More than 5 years have passed since last update.

日本オラクル株式会社

OCI Always Free 環境でJupyter Notebookを使った機械学習 (2019/12/17)

Posted at 2019-12-16

この記事は「Oracle Cloud Infrastructure Advent Calendar 2019」の12月17日の記事として書かれています。

この記事でやっていること

Oracle Cloud Infrastructure のAlways Freeの環境にVCN/Compute インスタンス/Autonomous Database(ADW)の作成
Compute インスタンスに Jupyter Notebook環境をセットアップ
Autonomous Databaseのデータを使って機械学習(決定木・ランダムフォレスト)

環境構築手順

仮想クラウド・ネットワークの作成
Compute インスタンスの作成
Autonmous Database(今回はADW)の作成
Compute インスタンスにJupyter Notebook の環境セットアップ
Jupyter Notebook から Autonomous Databaseに接続し、機械学習の実施

1. 仮想クラウド・ネットワークの作成

OCI Webコンソールで仮想クラウド・ネットワーク(VCN)を作成
2019年12月5日からVirtual networking quickstartが追加され、
「VCN名」、「VCN CIDR」、「パブリックサブネットCIDR」、「プライベートサブネットCIDR」の4つの入力項目で簡単にVCN作成が可能に。
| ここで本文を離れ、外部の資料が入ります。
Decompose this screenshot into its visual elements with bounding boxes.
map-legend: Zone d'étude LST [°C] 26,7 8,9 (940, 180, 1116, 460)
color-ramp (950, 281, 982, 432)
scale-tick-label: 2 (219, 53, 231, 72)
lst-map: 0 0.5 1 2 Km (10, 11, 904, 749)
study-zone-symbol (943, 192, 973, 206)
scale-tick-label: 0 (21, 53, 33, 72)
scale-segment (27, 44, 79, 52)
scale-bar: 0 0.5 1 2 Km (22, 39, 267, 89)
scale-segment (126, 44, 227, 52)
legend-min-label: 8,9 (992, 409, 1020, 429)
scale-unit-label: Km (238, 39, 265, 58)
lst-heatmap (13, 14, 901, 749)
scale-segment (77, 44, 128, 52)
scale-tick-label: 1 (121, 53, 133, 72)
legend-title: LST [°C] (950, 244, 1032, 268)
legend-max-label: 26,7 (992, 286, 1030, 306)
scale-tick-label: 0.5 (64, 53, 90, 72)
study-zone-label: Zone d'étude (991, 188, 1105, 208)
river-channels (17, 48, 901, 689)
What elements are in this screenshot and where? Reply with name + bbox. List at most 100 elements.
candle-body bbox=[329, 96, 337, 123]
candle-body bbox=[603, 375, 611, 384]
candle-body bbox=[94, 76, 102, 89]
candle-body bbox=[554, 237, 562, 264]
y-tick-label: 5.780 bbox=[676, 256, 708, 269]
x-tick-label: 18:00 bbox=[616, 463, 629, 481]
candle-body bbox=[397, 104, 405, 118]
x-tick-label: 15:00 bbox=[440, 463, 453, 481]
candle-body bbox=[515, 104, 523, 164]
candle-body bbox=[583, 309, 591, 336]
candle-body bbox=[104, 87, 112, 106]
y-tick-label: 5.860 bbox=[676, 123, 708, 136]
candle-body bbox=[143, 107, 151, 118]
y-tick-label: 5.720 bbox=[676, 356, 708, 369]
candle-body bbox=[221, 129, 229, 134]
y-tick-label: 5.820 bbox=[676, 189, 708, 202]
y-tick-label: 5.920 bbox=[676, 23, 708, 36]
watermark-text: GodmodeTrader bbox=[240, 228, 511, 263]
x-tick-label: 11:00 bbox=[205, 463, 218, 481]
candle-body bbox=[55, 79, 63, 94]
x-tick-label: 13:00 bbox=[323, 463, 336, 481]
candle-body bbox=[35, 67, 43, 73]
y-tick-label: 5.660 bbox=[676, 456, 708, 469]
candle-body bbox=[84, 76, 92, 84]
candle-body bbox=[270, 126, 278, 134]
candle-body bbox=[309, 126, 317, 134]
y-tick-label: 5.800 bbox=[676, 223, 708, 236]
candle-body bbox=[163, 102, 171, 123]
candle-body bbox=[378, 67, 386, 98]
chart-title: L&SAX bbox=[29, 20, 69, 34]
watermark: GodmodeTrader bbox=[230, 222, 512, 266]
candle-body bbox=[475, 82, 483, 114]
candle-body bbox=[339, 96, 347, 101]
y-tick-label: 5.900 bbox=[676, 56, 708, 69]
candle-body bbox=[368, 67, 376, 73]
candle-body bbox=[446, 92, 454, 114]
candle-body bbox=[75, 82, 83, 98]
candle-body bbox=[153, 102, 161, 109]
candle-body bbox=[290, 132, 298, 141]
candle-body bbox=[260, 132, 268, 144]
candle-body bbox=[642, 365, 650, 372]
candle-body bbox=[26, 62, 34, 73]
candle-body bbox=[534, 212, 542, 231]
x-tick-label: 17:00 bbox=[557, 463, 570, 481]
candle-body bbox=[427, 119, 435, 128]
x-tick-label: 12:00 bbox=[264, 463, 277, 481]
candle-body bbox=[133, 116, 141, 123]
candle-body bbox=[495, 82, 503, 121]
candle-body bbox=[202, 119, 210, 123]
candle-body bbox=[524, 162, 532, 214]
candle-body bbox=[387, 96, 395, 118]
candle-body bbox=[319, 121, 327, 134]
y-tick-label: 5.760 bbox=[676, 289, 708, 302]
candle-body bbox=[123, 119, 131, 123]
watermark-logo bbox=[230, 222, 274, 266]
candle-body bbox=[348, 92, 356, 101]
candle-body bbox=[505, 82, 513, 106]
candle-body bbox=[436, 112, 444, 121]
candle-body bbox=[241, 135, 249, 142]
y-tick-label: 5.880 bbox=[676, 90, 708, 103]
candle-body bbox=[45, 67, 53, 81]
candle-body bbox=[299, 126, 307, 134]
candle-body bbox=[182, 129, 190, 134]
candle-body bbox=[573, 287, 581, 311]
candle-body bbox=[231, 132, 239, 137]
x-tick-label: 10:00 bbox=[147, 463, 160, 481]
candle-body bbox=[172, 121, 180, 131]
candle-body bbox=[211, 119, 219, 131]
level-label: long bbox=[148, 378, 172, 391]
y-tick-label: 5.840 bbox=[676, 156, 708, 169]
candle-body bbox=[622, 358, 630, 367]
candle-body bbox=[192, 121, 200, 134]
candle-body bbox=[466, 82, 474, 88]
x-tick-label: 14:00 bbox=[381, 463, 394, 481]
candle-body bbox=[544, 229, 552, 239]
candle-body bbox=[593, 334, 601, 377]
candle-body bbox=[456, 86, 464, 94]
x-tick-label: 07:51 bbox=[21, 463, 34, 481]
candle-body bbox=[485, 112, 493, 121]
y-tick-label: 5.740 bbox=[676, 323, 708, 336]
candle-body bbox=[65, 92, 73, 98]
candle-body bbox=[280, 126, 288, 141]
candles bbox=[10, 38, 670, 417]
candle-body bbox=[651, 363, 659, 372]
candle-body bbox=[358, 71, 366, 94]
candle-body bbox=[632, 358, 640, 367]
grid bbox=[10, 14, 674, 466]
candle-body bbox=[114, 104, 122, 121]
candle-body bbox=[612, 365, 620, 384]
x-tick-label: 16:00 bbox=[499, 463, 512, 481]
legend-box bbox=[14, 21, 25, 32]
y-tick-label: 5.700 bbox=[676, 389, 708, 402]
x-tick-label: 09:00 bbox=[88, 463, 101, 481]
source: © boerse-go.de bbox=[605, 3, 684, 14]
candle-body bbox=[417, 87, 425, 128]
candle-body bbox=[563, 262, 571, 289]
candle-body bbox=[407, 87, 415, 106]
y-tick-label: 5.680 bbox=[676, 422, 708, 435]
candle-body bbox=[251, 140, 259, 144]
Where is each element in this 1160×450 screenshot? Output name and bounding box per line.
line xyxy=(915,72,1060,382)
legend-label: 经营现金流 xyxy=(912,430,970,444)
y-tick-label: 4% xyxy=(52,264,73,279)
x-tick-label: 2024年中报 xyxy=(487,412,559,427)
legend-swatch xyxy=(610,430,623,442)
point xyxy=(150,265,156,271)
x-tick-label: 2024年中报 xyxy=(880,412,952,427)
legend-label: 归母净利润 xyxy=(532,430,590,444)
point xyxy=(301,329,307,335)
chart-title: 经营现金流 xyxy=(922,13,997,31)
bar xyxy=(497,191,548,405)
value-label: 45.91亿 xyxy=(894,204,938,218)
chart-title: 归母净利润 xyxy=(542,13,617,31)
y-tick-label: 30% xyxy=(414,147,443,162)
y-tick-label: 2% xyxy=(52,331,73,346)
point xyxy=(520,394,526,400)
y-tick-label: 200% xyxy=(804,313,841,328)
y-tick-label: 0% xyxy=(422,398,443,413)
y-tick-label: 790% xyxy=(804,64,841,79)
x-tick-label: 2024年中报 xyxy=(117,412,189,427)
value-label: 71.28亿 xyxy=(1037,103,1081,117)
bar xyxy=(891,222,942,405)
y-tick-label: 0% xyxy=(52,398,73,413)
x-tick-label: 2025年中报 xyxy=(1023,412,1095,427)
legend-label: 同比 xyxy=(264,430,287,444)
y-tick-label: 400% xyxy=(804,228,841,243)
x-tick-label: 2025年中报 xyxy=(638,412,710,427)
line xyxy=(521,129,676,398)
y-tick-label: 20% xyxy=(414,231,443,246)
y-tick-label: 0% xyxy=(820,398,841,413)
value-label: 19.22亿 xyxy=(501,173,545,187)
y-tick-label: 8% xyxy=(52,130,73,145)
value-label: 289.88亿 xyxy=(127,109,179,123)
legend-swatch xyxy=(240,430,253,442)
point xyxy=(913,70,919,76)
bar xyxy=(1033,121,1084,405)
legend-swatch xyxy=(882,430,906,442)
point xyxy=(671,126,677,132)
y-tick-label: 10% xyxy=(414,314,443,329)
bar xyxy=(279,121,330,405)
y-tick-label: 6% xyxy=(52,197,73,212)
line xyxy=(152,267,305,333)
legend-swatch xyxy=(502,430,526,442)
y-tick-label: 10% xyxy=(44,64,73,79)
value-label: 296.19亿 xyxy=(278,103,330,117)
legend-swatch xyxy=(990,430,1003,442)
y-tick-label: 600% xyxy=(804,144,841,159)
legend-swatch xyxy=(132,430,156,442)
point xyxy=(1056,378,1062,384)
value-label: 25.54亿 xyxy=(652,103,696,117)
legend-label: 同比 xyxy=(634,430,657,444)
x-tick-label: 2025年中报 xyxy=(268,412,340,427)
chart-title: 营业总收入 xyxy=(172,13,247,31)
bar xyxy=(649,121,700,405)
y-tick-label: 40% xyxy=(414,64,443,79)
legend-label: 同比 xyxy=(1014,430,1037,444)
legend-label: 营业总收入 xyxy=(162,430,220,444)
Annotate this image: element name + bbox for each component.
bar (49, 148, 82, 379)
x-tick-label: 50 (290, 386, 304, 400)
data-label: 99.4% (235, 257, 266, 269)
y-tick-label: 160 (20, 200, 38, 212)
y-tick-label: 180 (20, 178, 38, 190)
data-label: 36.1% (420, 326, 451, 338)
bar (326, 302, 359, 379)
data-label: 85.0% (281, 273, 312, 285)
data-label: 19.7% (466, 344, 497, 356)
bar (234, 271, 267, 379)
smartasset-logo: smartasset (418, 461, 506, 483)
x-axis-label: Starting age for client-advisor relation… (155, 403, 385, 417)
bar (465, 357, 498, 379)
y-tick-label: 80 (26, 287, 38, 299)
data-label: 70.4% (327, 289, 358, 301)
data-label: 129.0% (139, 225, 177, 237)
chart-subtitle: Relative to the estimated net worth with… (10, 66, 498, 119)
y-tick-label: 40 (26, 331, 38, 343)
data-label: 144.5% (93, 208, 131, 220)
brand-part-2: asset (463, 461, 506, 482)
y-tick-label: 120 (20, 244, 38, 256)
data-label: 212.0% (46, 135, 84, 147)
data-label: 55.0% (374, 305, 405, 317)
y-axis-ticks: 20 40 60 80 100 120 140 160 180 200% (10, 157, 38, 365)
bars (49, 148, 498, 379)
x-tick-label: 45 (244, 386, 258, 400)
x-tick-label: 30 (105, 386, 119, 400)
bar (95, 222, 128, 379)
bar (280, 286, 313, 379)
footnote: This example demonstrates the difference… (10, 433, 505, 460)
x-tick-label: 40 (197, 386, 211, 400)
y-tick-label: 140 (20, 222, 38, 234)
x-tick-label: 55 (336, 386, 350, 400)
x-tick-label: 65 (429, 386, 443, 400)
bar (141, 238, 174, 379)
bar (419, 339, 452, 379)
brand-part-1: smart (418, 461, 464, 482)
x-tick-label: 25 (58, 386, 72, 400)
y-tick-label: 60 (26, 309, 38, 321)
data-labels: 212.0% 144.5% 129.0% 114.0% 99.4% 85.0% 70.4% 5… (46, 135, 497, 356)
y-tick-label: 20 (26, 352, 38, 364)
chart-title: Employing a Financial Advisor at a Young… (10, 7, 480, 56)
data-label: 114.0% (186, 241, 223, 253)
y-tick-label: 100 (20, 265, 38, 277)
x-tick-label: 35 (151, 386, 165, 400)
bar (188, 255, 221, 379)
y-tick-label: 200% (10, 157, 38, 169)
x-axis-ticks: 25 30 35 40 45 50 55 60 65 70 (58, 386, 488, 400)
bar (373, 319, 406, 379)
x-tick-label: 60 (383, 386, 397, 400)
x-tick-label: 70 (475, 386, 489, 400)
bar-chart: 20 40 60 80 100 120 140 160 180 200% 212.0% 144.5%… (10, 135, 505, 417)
(QuickstartをつかってVCNを作成する場合日本語表示で作成すると、サブネット名が「パブリック・サブネット-＜VCN名＞」のようになる表示言語を英語に変更することを推奨)
※ Always Free 環境はホームリージョンで作成可能です

2. Compute インスタンスの作成

Oracle Linux 7 をイメージとした Compute インスタンスを作成

「シェイプ、ネットワークおよびストレージ・オプションの表示」をクリックし、ネットワーキングの構成で、１．で作成した仮想クラウド・ネットワーク、パブリックサブネットを選択
あわせて、「パブリックIPアドレスの割当て」にチェックして作成

3. Autonmous Database(今回はADW)の作成

Autonomous Databaseの作成からワークロード・タイプを「データ・ウェアハウス」を選択して作成

SQL Develoer Webなどを使って作業用ユーザを作成

CREATE USER scott IDENTIFIED BY password; 

GRANT DWROLE TO scott;
GRANT UNLIMITED TABLESPACE TO scott;

GRANT
    SELECT ANY TABLE,
    UPDATE ANY TABLE,
    DELETE ANY TABLE,
    INSERT ANY TABLE
TO scott;

4. Compute インスタンスにJupyter Notebook の環境セットアップ

2.で作成したCompute インスタンス(OracleLinux)に ssh で接続 (opcユーザ)しJupyter Notebookをインストール

4-1. Python 3をインストール
4-1-1. EPELリポジトリ・Python3.6のインストール

sudo yum install -y oracle-epel-release-el7 oracle-release-el7
sudo yum install -y python36
sudo yum install -y libSM.x86_64
sudo yum install -y libXext.x86_64
sudo yum install -y libXrender.x86_64

4-1-2. mlevn(Python仮想環境セットアップ・アクティブ化)

python3.6 -m venv mlenv 
source mlenv/bin/activate

4-1-3. 機械学習で使用するライブラリをインストール(今回の手順実行のためのライブラリ)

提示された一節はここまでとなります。